Obviously, this begs the question: how have streaming services eclipsed cable networks in comedy and drama nominations, and yet competition programs still reign in the old guard of the cable networks, reveling in their studio audiences and increasingly outlandish concepts? Reality shows signify, in many ways, the last bastion of network television. It’s not like Netflix hasn’t tried its hand at creating individual competition programs. The prestige model of television production is antithetical to how competition shows are produced. Traditionally, competition shows rely on the suspense generated by ad-breaks. The method of storytelling is cheaper (no unionized actors). The shows need prize money, and are therefore haunted by the everpresent spectre of their sponsorships. For the past decade or so, contestants on the final legs of The Amazing Race have been forced to carry with them a one-foot-tall, plaster Travelocity gnome on their journeys. Mini challenges on Top Chef have been painfully sponsored from the show’s inception, featuring mystery ingredients wrapped in Reynolds Wrap, or ice cream from Cold Stone Creamery. I have never seen a sponsorship on a Netflix show.

Reality television represents not just conventional television formatting, but conventional ideologies. What the Emmys call “Competition Programs” are shows based on spectatorship, voyeurism, and catharsis. The narratives they uphold contain the capitalist ideals of earned success and meritocracy. Because of the continued success of these shows on traditional network television, their narratives reflect what increasingly powerful media conglomerates think of as “stories of America.” Any network cooking show worth its salt will have contestants cook for firefighters, or for veterans, or for cops at least once per season. During Bush-era seasons, contestants cooked for families of deployed service members. During the early years of the Obama administration, Top Chef pivoted its challenges to mirror Michelle Obama’s “Let’s Get Moving!” campaign by turning the focus to “health-conscious” meals for families. Even the ostensibly progressive Drag Race still purports to speak for America and its politics, bringing on Nancy Pelosi to introduce mini-challenges. In a 2016 episode of Drag Race, the queens compete to be “the first drag president of the USA.” None of this is to mention the rampant fetishization of developing countries and poverty tourism on The Amazing Race, of which a season would not be complete without at least one veteran or cop contestant.

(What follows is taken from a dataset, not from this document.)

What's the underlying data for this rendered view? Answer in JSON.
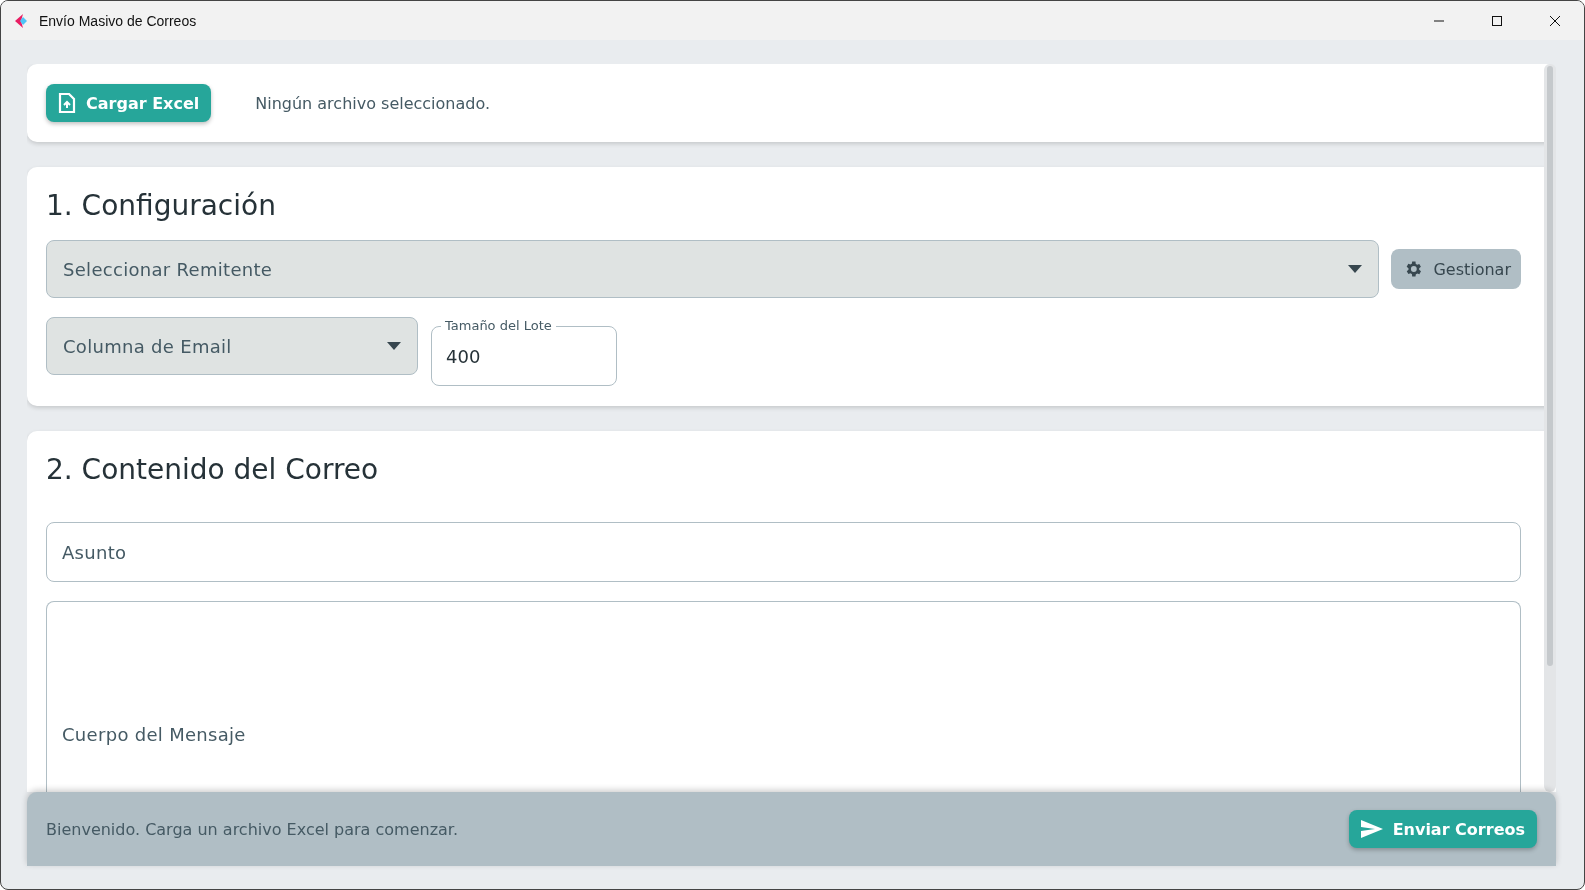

Of course, these are all shows I watch and find deeply entertaining. I believe they are well produced and should be nominated for awards. However, the inability of the genre to move into a more “highbrow” format or onto more technologically-minded networks suggest a fundamental traditionalism about the genre. Arguably, competition programs serve the function of “bread and circuses,” placating a population increasingly burdened by debt and financial instability with the prospect of being on national television, and one day winning prize money. Competition programs as a genre hold at their cores a deeply insidious nationalism aimed at influencing and pacifying viewers, laid bare by the traditional formatting of network television.